While sitting here in the Baker Bros. American Deli in Addison, Texas, I'm drawing more than a few uncomfortable stares. My father's 21" laptop is not built for stealth, I'm afraid (and neither is it built for a bad back, but I don't want to whine).
This deli is a nice find and a good escape for me from this morning's brain churner. I realized what I need is not software training, rather, I need accounting training.
The software is fine. Most of us in the class -- some who have been doing this for 20+ years -- didn't know why things went where, how, and when. One woman from LA was downright adamant her practice of discounting rent for services to the property by the tenant is acceptable.
In fact, it's illegal by federal law. The IRS says so.

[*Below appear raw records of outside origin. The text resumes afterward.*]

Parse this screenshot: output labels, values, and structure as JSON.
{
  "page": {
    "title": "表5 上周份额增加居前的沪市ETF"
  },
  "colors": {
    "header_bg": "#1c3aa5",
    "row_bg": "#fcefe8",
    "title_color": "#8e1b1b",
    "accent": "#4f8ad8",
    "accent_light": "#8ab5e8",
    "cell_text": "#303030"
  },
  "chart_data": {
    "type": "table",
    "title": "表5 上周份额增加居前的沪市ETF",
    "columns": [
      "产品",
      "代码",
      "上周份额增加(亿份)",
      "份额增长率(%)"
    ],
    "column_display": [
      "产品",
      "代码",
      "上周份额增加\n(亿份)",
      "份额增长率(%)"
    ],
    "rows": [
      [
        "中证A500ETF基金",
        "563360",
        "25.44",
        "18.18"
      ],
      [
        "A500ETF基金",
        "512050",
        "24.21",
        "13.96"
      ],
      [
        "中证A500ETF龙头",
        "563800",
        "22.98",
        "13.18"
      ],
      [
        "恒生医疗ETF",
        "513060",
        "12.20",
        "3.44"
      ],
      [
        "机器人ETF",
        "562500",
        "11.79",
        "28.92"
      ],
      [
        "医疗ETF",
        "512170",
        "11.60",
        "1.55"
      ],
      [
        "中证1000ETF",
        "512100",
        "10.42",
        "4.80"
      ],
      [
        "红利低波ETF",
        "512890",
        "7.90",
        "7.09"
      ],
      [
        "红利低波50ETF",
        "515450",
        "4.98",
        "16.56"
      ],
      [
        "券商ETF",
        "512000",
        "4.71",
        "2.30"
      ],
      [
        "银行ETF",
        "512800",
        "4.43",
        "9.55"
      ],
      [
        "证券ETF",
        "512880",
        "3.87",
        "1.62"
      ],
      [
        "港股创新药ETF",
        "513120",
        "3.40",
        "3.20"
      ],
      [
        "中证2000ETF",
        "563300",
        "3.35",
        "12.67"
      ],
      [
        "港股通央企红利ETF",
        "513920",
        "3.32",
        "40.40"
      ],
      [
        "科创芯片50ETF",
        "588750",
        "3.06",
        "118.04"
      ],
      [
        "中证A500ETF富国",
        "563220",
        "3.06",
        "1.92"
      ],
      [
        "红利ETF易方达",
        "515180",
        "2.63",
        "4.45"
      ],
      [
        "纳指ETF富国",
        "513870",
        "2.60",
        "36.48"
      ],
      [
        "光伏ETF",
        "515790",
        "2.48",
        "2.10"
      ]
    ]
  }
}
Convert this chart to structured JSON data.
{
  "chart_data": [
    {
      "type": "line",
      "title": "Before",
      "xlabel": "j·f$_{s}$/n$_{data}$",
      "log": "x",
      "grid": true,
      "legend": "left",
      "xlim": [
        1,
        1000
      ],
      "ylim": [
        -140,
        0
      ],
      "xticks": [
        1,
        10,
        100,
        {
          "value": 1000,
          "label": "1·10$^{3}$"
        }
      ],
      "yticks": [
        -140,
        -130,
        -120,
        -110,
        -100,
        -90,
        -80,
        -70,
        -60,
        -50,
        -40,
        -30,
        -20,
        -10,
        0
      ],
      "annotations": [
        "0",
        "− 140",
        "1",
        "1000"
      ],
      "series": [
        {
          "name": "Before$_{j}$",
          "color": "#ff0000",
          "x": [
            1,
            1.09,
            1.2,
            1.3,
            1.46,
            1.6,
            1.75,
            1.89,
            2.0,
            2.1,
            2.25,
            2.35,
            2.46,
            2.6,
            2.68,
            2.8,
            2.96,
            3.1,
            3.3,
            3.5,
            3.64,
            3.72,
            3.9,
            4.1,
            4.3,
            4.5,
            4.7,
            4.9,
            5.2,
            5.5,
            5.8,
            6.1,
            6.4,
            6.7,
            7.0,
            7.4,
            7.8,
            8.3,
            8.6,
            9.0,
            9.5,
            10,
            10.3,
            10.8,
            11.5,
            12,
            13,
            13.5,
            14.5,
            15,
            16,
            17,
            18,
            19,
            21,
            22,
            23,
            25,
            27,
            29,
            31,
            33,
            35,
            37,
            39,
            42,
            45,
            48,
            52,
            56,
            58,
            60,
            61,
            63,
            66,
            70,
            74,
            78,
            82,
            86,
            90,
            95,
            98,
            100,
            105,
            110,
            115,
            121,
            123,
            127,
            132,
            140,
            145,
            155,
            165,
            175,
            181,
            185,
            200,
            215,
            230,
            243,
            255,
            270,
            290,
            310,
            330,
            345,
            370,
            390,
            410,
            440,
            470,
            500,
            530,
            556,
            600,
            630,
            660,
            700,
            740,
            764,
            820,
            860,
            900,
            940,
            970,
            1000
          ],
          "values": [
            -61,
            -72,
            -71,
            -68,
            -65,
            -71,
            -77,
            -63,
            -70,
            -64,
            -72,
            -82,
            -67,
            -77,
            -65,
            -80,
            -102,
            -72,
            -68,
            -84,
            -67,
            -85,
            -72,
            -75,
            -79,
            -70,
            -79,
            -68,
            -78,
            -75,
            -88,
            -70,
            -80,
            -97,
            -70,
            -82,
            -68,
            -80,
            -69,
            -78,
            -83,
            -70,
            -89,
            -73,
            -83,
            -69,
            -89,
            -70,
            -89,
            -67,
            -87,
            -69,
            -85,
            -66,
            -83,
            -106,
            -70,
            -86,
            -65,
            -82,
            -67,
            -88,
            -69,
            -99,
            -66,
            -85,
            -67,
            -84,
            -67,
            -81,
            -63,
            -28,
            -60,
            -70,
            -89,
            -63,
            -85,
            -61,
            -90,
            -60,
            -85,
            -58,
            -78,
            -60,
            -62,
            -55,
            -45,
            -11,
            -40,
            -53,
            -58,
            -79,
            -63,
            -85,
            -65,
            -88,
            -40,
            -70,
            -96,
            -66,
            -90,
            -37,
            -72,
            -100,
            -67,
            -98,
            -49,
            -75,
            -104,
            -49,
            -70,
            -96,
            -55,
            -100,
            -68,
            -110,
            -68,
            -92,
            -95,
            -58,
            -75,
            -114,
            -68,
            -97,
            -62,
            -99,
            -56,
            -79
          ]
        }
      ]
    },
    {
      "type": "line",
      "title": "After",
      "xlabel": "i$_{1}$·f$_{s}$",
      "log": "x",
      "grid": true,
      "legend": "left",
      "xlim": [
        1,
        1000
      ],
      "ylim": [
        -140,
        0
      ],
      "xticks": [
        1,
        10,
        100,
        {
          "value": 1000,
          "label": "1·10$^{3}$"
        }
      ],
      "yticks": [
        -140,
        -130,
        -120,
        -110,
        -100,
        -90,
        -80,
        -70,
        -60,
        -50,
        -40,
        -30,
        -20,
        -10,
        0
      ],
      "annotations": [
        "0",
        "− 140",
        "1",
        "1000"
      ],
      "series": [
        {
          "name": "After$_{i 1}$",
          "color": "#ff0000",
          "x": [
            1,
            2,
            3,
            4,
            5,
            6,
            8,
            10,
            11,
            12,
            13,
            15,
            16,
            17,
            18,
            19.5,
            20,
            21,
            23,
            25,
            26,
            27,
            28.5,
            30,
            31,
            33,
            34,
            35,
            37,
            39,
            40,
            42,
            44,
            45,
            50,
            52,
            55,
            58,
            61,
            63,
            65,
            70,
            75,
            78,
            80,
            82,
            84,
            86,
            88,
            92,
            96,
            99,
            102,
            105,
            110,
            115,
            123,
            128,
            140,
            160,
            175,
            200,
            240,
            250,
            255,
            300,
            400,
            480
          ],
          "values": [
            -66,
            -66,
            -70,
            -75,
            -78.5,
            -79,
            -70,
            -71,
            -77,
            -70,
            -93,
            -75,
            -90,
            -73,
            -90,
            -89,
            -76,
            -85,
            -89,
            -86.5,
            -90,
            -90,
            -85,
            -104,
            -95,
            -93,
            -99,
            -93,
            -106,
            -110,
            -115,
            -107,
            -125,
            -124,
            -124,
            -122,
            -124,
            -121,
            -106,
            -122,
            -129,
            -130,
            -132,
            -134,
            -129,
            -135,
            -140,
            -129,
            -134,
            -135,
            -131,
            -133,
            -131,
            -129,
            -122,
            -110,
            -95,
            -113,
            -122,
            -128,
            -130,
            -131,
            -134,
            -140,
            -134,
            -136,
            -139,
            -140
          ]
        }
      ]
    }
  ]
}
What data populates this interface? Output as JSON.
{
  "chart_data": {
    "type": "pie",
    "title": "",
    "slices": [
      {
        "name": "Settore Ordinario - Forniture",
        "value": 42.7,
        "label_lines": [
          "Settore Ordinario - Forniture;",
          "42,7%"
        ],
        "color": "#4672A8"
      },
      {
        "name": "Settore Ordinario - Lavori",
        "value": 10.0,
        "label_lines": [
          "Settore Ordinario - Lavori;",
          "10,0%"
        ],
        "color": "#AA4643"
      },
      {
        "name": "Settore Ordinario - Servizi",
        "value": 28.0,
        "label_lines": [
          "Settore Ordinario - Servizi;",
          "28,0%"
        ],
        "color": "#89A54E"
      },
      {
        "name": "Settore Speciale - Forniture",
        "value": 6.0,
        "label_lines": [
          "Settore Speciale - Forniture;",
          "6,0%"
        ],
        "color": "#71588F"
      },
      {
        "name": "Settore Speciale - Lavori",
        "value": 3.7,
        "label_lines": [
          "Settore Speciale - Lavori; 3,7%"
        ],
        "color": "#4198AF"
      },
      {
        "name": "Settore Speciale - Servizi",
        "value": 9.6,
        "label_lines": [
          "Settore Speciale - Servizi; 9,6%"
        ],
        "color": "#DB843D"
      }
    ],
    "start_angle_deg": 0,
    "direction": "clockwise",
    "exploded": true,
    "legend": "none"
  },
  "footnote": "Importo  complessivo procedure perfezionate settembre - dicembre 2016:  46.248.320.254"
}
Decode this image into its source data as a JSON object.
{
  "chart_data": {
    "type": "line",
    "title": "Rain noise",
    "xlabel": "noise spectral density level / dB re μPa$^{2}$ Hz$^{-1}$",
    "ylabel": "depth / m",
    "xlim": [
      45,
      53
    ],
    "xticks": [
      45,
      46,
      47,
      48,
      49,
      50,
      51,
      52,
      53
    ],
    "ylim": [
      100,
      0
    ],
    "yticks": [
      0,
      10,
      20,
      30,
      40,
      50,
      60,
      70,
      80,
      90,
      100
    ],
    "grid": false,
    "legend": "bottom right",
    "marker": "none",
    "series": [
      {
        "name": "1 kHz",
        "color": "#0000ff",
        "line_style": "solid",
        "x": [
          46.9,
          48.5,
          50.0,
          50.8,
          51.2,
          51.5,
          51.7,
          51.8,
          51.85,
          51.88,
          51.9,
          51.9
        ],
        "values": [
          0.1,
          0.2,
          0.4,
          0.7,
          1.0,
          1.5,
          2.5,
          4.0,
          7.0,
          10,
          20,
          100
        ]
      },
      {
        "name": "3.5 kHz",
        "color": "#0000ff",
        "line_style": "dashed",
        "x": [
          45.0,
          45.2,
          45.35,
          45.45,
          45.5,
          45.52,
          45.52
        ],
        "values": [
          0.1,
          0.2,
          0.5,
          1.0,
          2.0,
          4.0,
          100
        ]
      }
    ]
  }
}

The woman was correct -- if you discount the rent or simply pay the tenant as a vendor -- the bottomline remains the same. What changes dramatically is money changing hands. The first way skips a taxable event.
Knowing this and realizing I was thinking in terms of something other than real estate, it dawned on me that all business is accounting.
Most of us go into business to make money for ourselves and our clients. If it were that simple, we'd have chaos. So we have laws of practice, laws of profession. Even if only those were in place, business would be a pretty straight forward endeavor.
Put tax law into the mix and now you have a different beast. Most people still want you to help them make money, until they make too much money and have to pay lots of taxes, then they want you to make them less money, and in some cases they want you to lose money.
So because business is not about luck, pluck, and skill, like they told you in high school economics, you sometimes field this phone call:
Investor: "Do you have any dogs for sale? Preferably dogs with fleas? I want the ugliest home in the worst neighborhood next to a trash dump. I want to make sure it will always be a dog and I could never possibly turn a profit on it."
Agent: "We're all out of dogs with fleas, but I have a fixer-upper in an aging market that will probably stall income in two or three years."
Investor: "No thanks. I'm trying to lose a lot of money real fast here and I can't take a chance the house might appraise for more than I pay for it."
Such is the business of accounting and the accounting of business.